An aluminum container maker is planning a $70 million expansion to install capacity to make the resealable “bottle cans” now being used by some beverage companies.
According to a report in the Youngstown (Ohio) Vindicator, Exal Corp. is planning to construct two additional plants in that city over the next two years.
Exal Corp., based in Youngstown, needs the increased production capacity to make cans for personal care products as well as resealable beverage bottles, company owner Delfin Gibert has told the newspaper.
The company’s aluminum cans for personal care products such as deodorants and scented body sprays for men is its older line of business.
But the aluminum beverage bottle business has increased to the point that a $70 million plant is being planned for land adjacent to Exal Corp.’s existing facility.
According to the Vindicator article, Exal began making the resealable aluminum bottles five years ago, and now two of the company’s larger customers, Coca-Cola and Anheuser-Busch, are expanding their product offerings.
Exal’s Gibert says beverage makers are finding they can charge more for products in aluminum bottles. "It has strong appeal,” he tells the newspaper of the aluminum bottle. “Consumers perceive it as a nice beer because it's in a nice package."
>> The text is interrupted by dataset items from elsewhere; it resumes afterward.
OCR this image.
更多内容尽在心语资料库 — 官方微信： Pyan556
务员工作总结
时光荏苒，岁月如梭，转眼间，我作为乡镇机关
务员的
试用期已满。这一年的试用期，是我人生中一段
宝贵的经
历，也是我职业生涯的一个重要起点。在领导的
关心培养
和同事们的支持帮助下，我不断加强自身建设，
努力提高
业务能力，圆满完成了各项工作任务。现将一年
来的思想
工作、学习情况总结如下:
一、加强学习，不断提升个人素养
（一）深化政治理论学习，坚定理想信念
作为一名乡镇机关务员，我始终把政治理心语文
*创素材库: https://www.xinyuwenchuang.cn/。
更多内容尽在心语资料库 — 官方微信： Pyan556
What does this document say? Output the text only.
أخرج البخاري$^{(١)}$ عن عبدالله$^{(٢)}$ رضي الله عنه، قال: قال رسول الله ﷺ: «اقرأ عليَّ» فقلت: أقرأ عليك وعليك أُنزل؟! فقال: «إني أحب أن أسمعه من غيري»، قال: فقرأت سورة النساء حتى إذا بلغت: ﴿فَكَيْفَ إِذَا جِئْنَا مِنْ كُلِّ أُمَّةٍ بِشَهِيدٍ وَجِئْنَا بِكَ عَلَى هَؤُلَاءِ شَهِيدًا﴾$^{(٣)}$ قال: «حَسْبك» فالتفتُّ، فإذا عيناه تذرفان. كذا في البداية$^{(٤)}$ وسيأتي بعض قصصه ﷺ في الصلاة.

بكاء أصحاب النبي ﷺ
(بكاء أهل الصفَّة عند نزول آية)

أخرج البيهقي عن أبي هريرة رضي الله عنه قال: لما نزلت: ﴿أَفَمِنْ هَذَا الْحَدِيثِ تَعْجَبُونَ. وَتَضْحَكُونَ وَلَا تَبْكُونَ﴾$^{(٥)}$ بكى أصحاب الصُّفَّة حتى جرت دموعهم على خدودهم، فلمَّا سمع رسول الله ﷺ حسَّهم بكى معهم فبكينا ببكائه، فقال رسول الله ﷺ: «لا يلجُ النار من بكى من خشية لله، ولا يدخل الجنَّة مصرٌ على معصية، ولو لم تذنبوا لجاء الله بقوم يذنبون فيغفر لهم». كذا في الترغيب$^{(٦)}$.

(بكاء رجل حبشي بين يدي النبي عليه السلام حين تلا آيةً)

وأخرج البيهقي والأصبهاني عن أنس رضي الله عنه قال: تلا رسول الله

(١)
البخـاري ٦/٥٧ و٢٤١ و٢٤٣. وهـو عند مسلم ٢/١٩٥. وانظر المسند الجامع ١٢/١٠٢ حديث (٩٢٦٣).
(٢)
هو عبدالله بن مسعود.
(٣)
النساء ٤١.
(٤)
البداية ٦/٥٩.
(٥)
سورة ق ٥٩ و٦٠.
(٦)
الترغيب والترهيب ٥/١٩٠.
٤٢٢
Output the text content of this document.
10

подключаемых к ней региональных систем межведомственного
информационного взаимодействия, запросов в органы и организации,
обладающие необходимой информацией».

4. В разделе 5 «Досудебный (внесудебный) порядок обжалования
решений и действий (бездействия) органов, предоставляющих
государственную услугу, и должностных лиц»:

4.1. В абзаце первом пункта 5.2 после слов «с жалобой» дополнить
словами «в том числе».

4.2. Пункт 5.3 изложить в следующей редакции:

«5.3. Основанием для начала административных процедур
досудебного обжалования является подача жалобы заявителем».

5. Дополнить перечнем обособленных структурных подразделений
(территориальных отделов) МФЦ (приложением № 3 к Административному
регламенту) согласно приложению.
The newspaper reports that Gibert also plans to add six production lines to plants he has opened in recent years in Argentina, France and the Netherlands.
Additionally, the company has been working with two pharmaceutical companies to make aluminum cans to dispense some popular medications in a foam format.
Asked about the success of the bottle can at the Institute of Scrap Recycling Industries Inc. Commodity Forum in Chicago in September, Novelis Corp. Director of Operations Fritz Gilbert referred to bottle cans as a “nice product,” but remarked that they are currently still a niche product because they cannot be produced as fast as the traditional pop-top can.
Exal Corp.’s Gibert says the new bottle can facility in Youngstown will not greatly increase his North American capacity, but will allow him to produce more bottle cans with fewer employees.